When I was the slimmest I ever was, I was 5'7 and weighed 135 (I got to be 5'8", but never 135 again, 145 was the best I could do.) And my sister's boyfriend suggested that I ask a mutual friend, Lori, how she lost weight, because she used to be "huge" too. I was 17 at the time, and I had an epiphany ~ men thought that muscular women were fat, and unattractive. And I said, heck with it. I am not going to do the functional equivalent of binding my feet just to please a moron.

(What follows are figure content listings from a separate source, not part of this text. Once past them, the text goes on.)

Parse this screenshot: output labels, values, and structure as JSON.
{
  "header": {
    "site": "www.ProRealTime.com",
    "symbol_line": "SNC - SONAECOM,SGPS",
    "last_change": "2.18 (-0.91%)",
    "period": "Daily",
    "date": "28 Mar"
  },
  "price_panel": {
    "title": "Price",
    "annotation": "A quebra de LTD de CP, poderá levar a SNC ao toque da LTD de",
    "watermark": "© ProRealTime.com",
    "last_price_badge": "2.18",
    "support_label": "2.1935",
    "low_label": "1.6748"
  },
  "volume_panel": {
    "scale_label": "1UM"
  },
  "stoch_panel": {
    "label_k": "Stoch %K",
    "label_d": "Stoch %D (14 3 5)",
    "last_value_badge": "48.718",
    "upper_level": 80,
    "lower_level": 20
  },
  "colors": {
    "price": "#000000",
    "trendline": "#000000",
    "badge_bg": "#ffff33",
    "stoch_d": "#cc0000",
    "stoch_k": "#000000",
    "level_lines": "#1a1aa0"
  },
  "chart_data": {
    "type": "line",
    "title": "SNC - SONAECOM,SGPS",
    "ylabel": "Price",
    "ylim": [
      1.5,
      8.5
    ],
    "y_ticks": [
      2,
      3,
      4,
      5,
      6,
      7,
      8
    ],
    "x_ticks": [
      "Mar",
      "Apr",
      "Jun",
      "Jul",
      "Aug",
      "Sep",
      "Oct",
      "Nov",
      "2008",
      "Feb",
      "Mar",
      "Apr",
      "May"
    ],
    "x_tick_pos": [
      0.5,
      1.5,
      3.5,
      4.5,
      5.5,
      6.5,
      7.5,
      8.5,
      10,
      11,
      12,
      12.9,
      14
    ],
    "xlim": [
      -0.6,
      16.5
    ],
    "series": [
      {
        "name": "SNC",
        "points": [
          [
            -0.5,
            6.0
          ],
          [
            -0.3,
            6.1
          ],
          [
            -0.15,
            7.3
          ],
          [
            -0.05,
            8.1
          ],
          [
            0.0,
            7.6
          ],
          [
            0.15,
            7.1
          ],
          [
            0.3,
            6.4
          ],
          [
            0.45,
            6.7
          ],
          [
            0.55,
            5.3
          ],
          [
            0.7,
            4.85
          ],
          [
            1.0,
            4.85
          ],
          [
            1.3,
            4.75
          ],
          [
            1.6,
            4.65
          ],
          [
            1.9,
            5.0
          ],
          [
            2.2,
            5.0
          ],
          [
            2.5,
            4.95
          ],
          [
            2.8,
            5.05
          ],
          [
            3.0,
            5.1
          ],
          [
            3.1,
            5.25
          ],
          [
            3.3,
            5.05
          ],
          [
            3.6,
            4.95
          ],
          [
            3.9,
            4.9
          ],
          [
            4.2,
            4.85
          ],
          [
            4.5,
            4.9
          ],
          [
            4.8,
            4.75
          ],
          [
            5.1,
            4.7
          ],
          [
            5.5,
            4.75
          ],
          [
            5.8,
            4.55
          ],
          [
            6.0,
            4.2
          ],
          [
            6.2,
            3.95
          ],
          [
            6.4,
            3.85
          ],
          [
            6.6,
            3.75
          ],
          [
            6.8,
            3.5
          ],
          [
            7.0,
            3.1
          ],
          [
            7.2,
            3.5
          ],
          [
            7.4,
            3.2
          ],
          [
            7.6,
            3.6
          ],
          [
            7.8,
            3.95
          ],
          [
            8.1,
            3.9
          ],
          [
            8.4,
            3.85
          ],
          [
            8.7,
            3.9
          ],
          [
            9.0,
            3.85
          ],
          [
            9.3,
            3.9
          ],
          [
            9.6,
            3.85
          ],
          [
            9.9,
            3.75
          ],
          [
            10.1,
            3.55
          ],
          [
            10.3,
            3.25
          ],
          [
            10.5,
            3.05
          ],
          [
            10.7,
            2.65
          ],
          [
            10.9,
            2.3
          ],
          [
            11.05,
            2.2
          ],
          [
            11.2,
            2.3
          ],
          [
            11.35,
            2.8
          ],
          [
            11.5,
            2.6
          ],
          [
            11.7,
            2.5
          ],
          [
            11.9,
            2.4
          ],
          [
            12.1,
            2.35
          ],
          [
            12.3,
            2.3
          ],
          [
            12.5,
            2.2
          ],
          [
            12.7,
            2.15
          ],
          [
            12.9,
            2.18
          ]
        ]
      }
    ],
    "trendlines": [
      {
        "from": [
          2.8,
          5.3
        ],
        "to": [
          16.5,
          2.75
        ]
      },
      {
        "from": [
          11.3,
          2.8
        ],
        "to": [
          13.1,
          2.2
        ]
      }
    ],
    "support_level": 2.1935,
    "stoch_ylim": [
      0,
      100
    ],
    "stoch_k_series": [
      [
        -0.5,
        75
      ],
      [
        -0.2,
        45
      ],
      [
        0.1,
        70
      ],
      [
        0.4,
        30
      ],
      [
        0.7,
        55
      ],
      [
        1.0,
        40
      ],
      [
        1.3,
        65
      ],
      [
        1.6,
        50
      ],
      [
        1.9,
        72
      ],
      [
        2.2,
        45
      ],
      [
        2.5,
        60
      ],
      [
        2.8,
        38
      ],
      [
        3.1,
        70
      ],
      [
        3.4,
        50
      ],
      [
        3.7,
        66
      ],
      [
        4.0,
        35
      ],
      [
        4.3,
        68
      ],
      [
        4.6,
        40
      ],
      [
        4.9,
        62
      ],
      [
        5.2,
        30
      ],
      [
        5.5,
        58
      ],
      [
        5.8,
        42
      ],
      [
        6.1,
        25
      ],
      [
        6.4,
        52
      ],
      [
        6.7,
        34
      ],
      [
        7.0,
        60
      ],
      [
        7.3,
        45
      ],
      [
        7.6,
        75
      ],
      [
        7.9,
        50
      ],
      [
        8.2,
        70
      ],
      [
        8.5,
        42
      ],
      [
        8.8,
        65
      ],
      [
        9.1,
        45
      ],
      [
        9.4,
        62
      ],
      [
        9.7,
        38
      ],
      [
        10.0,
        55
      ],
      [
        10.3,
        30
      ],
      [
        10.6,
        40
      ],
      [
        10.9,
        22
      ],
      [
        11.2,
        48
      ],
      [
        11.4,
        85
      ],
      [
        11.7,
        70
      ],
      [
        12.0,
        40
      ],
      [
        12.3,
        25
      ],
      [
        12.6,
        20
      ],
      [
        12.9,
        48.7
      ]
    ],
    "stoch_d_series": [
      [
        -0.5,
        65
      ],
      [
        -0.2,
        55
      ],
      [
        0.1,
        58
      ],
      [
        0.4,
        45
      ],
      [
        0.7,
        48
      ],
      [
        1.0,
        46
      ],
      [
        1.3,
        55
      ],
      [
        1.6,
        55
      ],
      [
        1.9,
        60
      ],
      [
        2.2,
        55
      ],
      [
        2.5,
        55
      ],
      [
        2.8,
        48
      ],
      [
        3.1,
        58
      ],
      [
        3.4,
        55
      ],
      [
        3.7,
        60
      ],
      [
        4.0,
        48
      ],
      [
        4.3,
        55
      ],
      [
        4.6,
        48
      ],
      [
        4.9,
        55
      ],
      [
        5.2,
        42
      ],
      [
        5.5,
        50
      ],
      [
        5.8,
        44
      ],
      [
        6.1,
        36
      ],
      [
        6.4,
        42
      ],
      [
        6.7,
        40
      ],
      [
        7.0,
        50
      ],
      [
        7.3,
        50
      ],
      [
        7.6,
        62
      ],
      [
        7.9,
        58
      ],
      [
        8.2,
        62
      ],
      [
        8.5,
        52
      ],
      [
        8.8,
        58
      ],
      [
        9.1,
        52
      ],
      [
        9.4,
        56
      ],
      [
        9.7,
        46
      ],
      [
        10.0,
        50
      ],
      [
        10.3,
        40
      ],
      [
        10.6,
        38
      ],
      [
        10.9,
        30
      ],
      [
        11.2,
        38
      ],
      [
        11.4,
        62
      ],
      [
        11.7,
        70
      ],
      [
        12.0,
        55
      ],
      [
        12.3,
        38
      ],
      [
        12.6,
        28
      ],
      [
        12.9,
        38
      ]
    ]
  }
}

To: Edwarda who wrote (53306)8/27/1999 11:27:00 PM
From: Rambi  Read Replies (1) | Respond to of 108807
 
THe most important condition Terry placed on this regression was the only reason I would consider it--- that is that we would retain our present intellectual selves. When I was my adorable 19 year old self, I had less confidence and self-esteem in that body than I do now in my old middle-aged self- it is only in retrospect that I look back with some regrets on that lost physical form. It was not that satisfying then-- all I saw were the flaws.
So to be who I am now and regain the physical youth might be fun, but I would never go back emotionally or mentally.